How to onboard guest users within Confluence
As an Atlassian marketplace partner or solution partner, you must have wanted at a certain time to share information with a non-licensed user in Confluence. What was your best solution? It’s either an app from the marketplace that allows you to do that or the anonymous space option. Those solutions are fine but still lack some features or options.
Atlassian rolled out the Guest User feature as a beta experience on the 1st of October. This new feature allows those guests to act as licensed users inside a specific space that you determine they have access to. They can create and edit pages, add attachments and include comments.
Since these guests are now similar to Confluence licensed users, how can you onboard them in Confluence?
Onboard with Confluence pages
First thing, you need to be a Site Admin to be able to invite guest users. If you are one, you can refer to the steps mentioned in the Atlassian support or the community article.

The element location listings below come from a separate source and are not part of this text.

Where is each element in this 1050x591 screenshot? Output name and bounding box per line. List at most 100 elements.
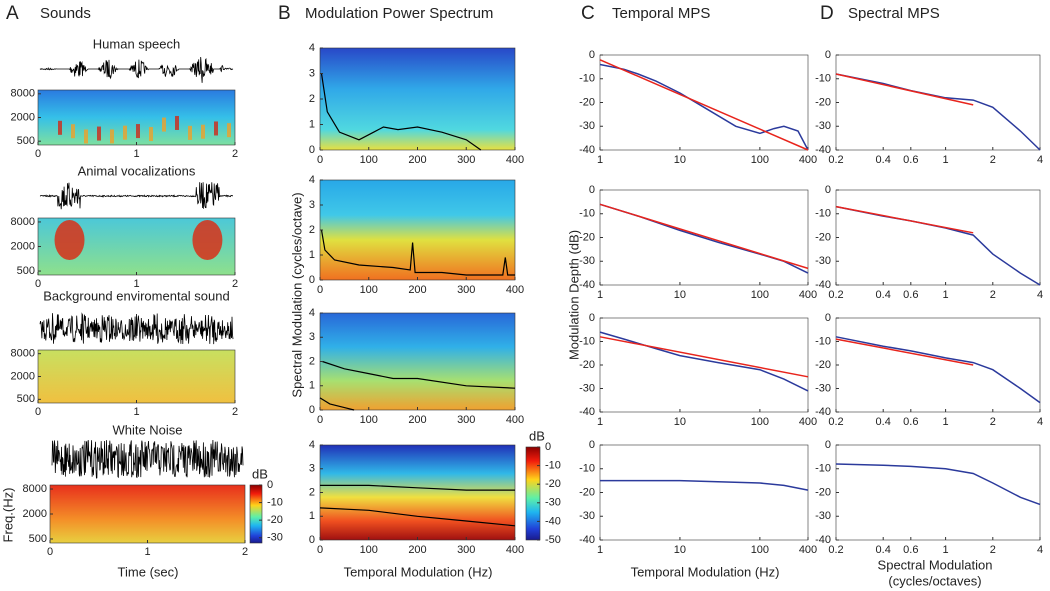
x-tick-label: 300: [457, 154, 475, 166]
colorbar-tick-label: -20: [545, 478, 561, 490]
mps-heatmap: [319, 444, 516, 541]
x-tick-label: 100: [751, 289, 769, 301]
y-tick-label: 1: [309, 249, 315, 261]
plot-frame: [599, 317, 809, 413]
y-tick-label: 4: [309, 439, 315, 451]
y-tick-label: 0: [309, 404, 315, 416]
spectrogram: [37, 349, 236, 404]
y-tick-label: 3: [309, 331, 315, 343]
series-line: [835, 338, 974, 366]
y-tick-label: 8000: [11, 88, 35, 100]
panel-letter: D: [820, 3, 834, 24]
x-tick-label: 400: [799, 544, 817, 556]
x-tick-label: 1: [597, 544, 603, 556]
x-tick-label: 4: [1037, 416, 1043, 428]
y-tick-label: -30: [815, 382, 831, 394]
x-axis-label: Spectral Modulation: [878, 557, 993, 572]
series-line: [599, 59, 809, 151]
y-tick-label: -40: [579, 279, 595, 291]
y-tick-label: -10: [815, 335, 831, 347]
y-tick-label: 2000: [11, 240, 35, 252]
waveform: [51, 439, 244, 479]
y-tick-label: 0: [589, 49, 595, 61]
series-line: [599, 336, 809, 378]
spectrogram-streak: [175, 115, 179, 130]
y-tick-label: -40: [815, 279, 831, 291]
sound-name: Animal vocalizations: [78, 163, 196, 178]
series-line: [835, 463, 1041, 506]
x-tick-label: 1: [597, 289, 603, 301]
x-tick-label: 2: [232, 406, 238, 418]
x-tick-label: 2: [990, 416, 996, 428]
y-tick-label: 0: [309, 144, 315, 156]
y-tick-label: 0: [589, 312, 595, 324]
y-tick-label: -10: [815, 73, 831, 85]
panel-title: Sounds: [40, 5, 91, 22]
x-tick-label: 1: [144, 546, 150, 558]
x-tick-label: 2: [990, 154, 996, 166]
y-tick-label: -10: [815, 463, 831, 475]
x-tick-label: 0: [317, 544, 323, 556]
y-tick-label: -20: [579, 486, 595, 498]
y-tick-label: -40: [579, 534, 595, 546]
colorbar-tick-label: -30: [545, 497, 561, 509]
waveform: [39, 312, 234, 345]
x-axis-label: Time (sec): [118, 564, 179, 579]
y-tick-label: -30: [815, 120, 831, 132]
plot-frame: [835, 189, 1041, 286]
x-tick-label: 200: [408, 284, 426, 296]
y-tick-label: 2000: [23, 508, 47, 520]
y-tick-label: -40: [815, 144, 831, 156]
contour: [322, 360, 516, 389]
x-tick-label: 1: [597, 154, 603, 166]
x-tick-label: 4: [1037, 154, 1043, 166]
x-tick-label: 2: [990, 544, 996, 556]
spectrogram-streak: [58, 120, 62, 135]
spectrogram: [49, 484, 246, 544]
x-tick-label: 2: [990, 289, 996, 301]
spectrogram-streak: [201, 124, 205, 139]
panel-title: Spectral MPS: [848, 5, 940, 22]
y-tick-label: 4: [309, 307, 315, 319]
mps-heatmap: [319, 179, 516, 281]
panel-letter: A: [6, 3, 19, 24]
spectrogram-call: [192, 220, 223, 260]
x-tick-label: 100: [360, 284, 378, 296]
x-tick-label: 2: [242, 546, 248, 558]
colorbar-tick-label: -10: [545, 460, 561, 472]
sound-name: Human speech: [93, 36, 180, 51]
colorbar-label: dB: [252, 466, 268, 481]
y-tick-label: 500: [17, 393, 35, 405]
contour: [320, 484, 515, 491]
x-tick-label: 4: [1037, 544, 1043, 556]
colorbar-tick-label: -40: [545, 515, 561, 527]
colorbar-label: dB: [529, 428, 545, 443]
spectrogram-streak: [110, 129, 114, 144]
x-tick-label: 0: [35, 406, 41, 418]
y-tick-label: -30: [815, 255, 831, 267]
sound-name: White Noise: [112, 422, 182, 437]
x-tick-label: 0.4: [876, 289, 891, 301]
y-tick-label: -20: [579, 231, 595, 243]
mps-heatmap: [319, 47, 516, 151]
y-tick-label: 0: [589, 184, 595, 196]
x-tick-label: 1: [133, 148, 139, 160]
panel-letter: B: [278, 3, 291, 24]
x-tick-label: 100: [751, 154, 769, 166]
waveform: [39, 182, 233, 210]
spectrogram-streak: [84, 129, 88, 144]
x-tick-label: 1: [133, 278, 139, 290]
y-tick-label: -20: [579, 359, 595, 371]
y-tick-label: 4: [309, 42, 315, 54]
colorbar-tick-label: 0: [267, 479, 273, 491]
x-tick-label: 400: [506, 414, 524, 426]
y-tick-label: -10: [815, 208, 831, 220]
y-tick-label: -30: [579, 510, 595, 522]
y-tick-label: 3: [309, 199, 315, 211]
series-line: [599, 63, 809, 151]
x-tick-label: 400: [506, 154, 524, 166]
colorbar-tick-label: -30: [267, 532, 283, 544]
panel-letter: C: [581, 3, 595, 24]
x-tick-label: 300: [457, 414, 475, 426]
y-tick-label: 8000: [11, 348, 35, 360]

Before inviting your guest into the dedicated space, your first option would be to create different Confluence pages and organize them per level with the child page option.

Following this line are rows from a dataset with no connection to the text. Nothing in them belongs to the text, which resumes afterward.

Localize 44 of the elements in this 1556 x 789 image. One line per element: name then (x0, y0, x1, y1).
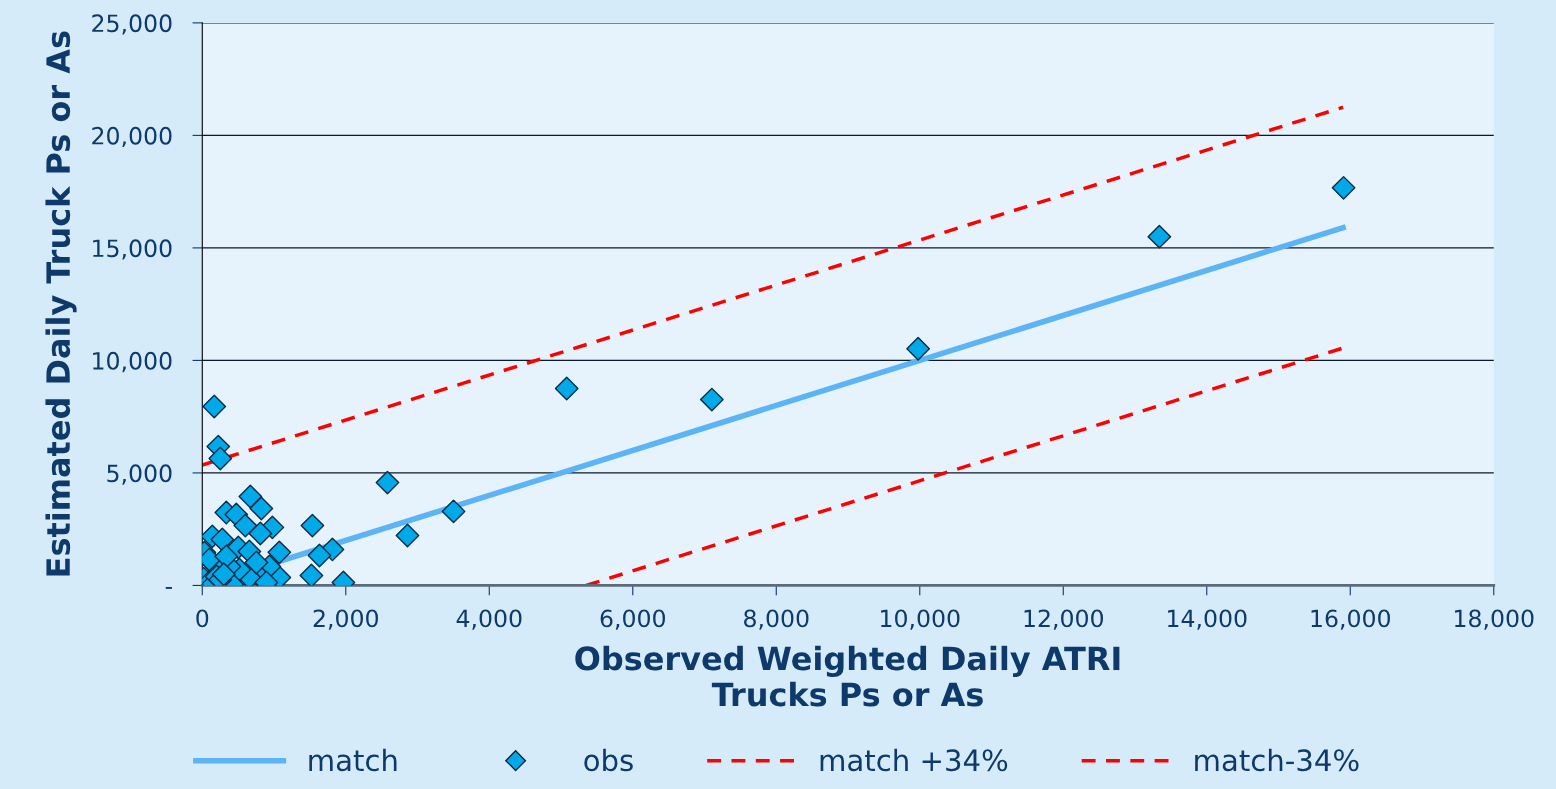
point (299, 563, 324, 586)
point (1331, 175, 1356, 200)
point (244, 550, 269, 575)
point (238, 484, 263, 509)
x-tick-label: 16,000 (1311, 609, 1390, 630)
legend-label: obs (584, 748, 633, 772)
point (210, 527, 235, 552)
x-axis-title: Observed Weighted Daily ATRI Trucks Ps or As (575, 645, 1120, 707)
x-tick-label: 18,000 (1455, 609, 1534, 630)
point (300, 513, 325, 538)
point (395, 523, 420, 548)
x-tick-label: 12,000 (1024, 609, 1104, 630)
y-tick-label: 25,000 (92, 14, 172, 35)
point (211, 562, 236, 586)
legend-label: match-34% (1195, 748, 1359, 772)
point (441, 499, 466, 524)
x-tick-label: 10,000 (881, 609, 960, 630)
point (375, 470, 400, 495)
point (208, 446, 233, 471)
point (214, 544, 239, 569)
point (699, 387, 724, 412)
x-tick-label: 4,000 (456, 609, 522, 630)
point (906, 336, 931, 361)
y-tick-label: 10,000 (93, 351, 172, 373)
point (267, 540, 292, 565)
x-tick-label: 6,000 (600, 609, 665, 630)
y-tick-label: - (165, 587, 172, 589)
legend-label: match (309, 748, 397, 772)
point (248, 521, 273, 546)
point (249, 496, 274, 521)
y-tick-label: 15,000 (93, 239, 172, 260)
x-tick-label: 2,000 (313, 609, 379, 630)
y-axis-title: Estimated Daily Truck Ps or As (45, 31, 77, 576)
point (1147, 224, 1172, 249)
x-tick-label: 8,000 (744, 609, 809, 630)
point (233, 513, 258, 538)
point (307, 543, 332, 568)
y-tick-label: 5,000 (107, 464, 172, 485)
legend-label: match +34% (820, 748, 1008, 772)
x-tick-label: 0 (196, 609, 209, 628)
x-tick-label: 14,000 (1168, 609, 1247, 630)
point (554, 376, 579, 401)
point (202, 394, 227, 419)
y-tick-label: 20,000 (92, 126, 172, 148)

You can insert/include any type of content within these Confluence pages with the help of macros you find in the editor bar. It’s also possible to bring Confluence pages from other spaces into the page you’re creating with the “include page” macro. You just have to make sure that the permissions are adjusted so everyone can see them.

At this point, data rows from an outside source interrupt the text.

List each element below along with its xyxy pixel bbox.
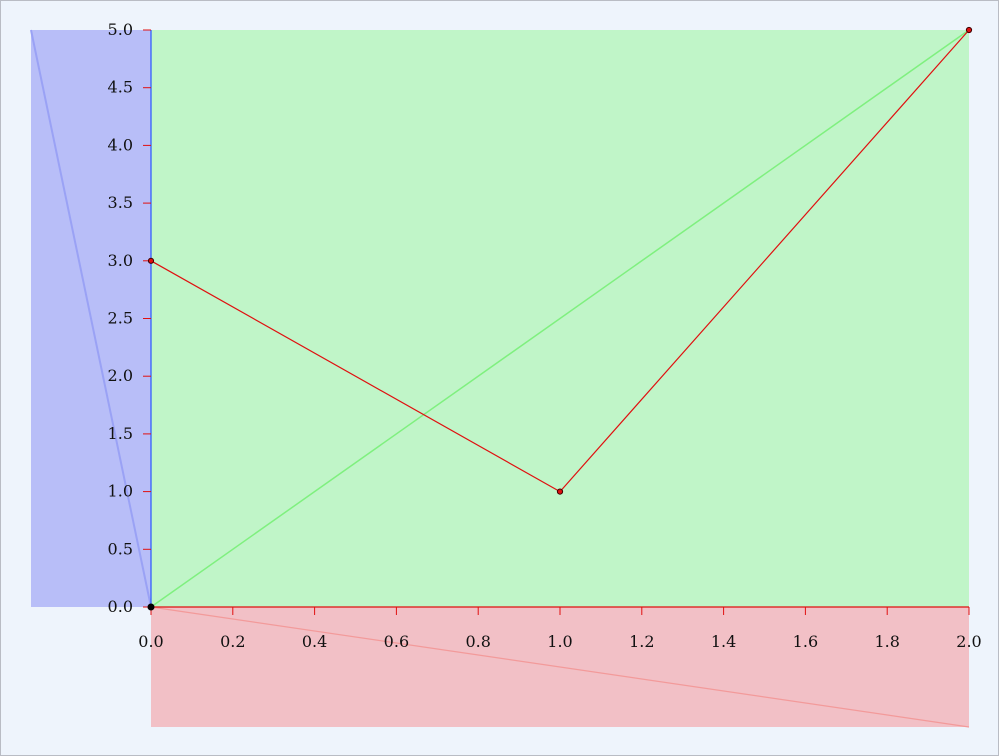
- y-tick-label: 0.0: [108, 597, 133, 616]
- y-tick-label: 2.0: [108, 366, 133, 385]
- x-axis-projection-line: [150, 606, 970, 728]
- x-tick-label: 1.4: [711, 632, 736, 651]
- x-tick-label: 1.2: [629, 632, 654, 651]
- x-tick-label: 0.4: [302, 632, 327, 651]
- y-axis-projection-line: [30, 29, 152, 608]
- data-point: [556, 488, 564, 495]
- y-tick-label: 3.0: [108, 251, 133, 270]
- y-tick-label: 1.5: [108, 424, 133, 443]
- data-point: [147, 257, 155, 264]
- x-tick-label: 0.0: [138, 632, 163, 651]
- x-tick-label: 1.8: [874, 632, 899, 651]
- y-tick-label: 4.0: [108, 135, 133, 154]
- x-tick-label: 2.0: [956, 632, 981, 651]
- diagonal-guide-line: [150, 29, 970, 608]
- y-tick-label: 4.5: [108, 78, 133, 97]
- data-point: [965, 26, 973, 34]
- y-tick-label: 5.0: [108, 20, 133, 39]
- y-tick-label: 2.5: [108, 309, 133, 328]
- origin-point: [147, 603, 155, 611]
- y-tick-label: 0.5: [108, 539, 133, 558]
- x-tick-label: 1.0: [547, 632, 572, 651]
- y-axis-ticks: 0.0 0.5 1.0 1.5 2.0 2.5 3.0 3.5 4.0 4.5 5.0: [108, 20, 151, 616]
- y-tick-label: 3.5: [108, 193, 133, 212]
- x-tick-label: 0.8: [465, 632, 490, 651]
- x-axis-ticks: 0.0 0.2 0.4 0.6 0.8 1.0 1.2 1.4 1.6 1.8 2.0: [138, 607, 982, 651]
- y-tick-label: 1.0: [108, 482, 133, 501]
- x-tick-label: 0.6: [384, 632, 409, 651]
- x-tick-label: 0.2: [220, 632, 245, 651]
- x-tick-label: 1.6: [793, 632, 818, 651]
- data-points: [147, 26, 973, 495]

The guest client can engage with these pages by adding reactions and comments to the page. If you grant further permissions to the guest user, they can create pages and edit existing ones if needed.
As you can see, the screenshot below presents the Guest view in a Confluence space where they’ll have a purple info bar above the Confluence menu telling them they are a guest on the Confluence site.
Confluence gives this great feature for tracking users’ activities on Confluence pages. The page can have analytics where it shows who viewed it, how many times, when, and the version they viewed. All these options are available for Confluence premium but are limited in the free version.
Onboard with Smart Courses for Confluence
If you are looking for a whole new content type for Confluence, your go-to would be Smart Courses for Confluence, as it allows you to build your own courses within Confluence.
As a best practice, collecting data and content in one place is more accessible, especially in onboarding. In terms of collaboration, building a course in Smart Courses has the same logic as creating a Confluence page. You can co-create a course with your peers and add more than 8 types of content to it, including Confluence pages. If you want to use content that’s already been used in previous courses, you can easily import it without having to recreate it.
As long as your guest user (or group of guest users) is added and invited to your Confluence instance, you can easily share, assign, and grant them permission to create a course.
To ensure your onboarding process went successfully, you need to have a detailed report about your guest users’ learning path. Smart Courses provides detailed metrics on 3 different levels: globally, per course, and per user. In the guest user use case, you might need to know their session progress, the time they spent, and maybe their feedback about a course or a certain section of it. You can find this and more in Smart Courses for Confluence.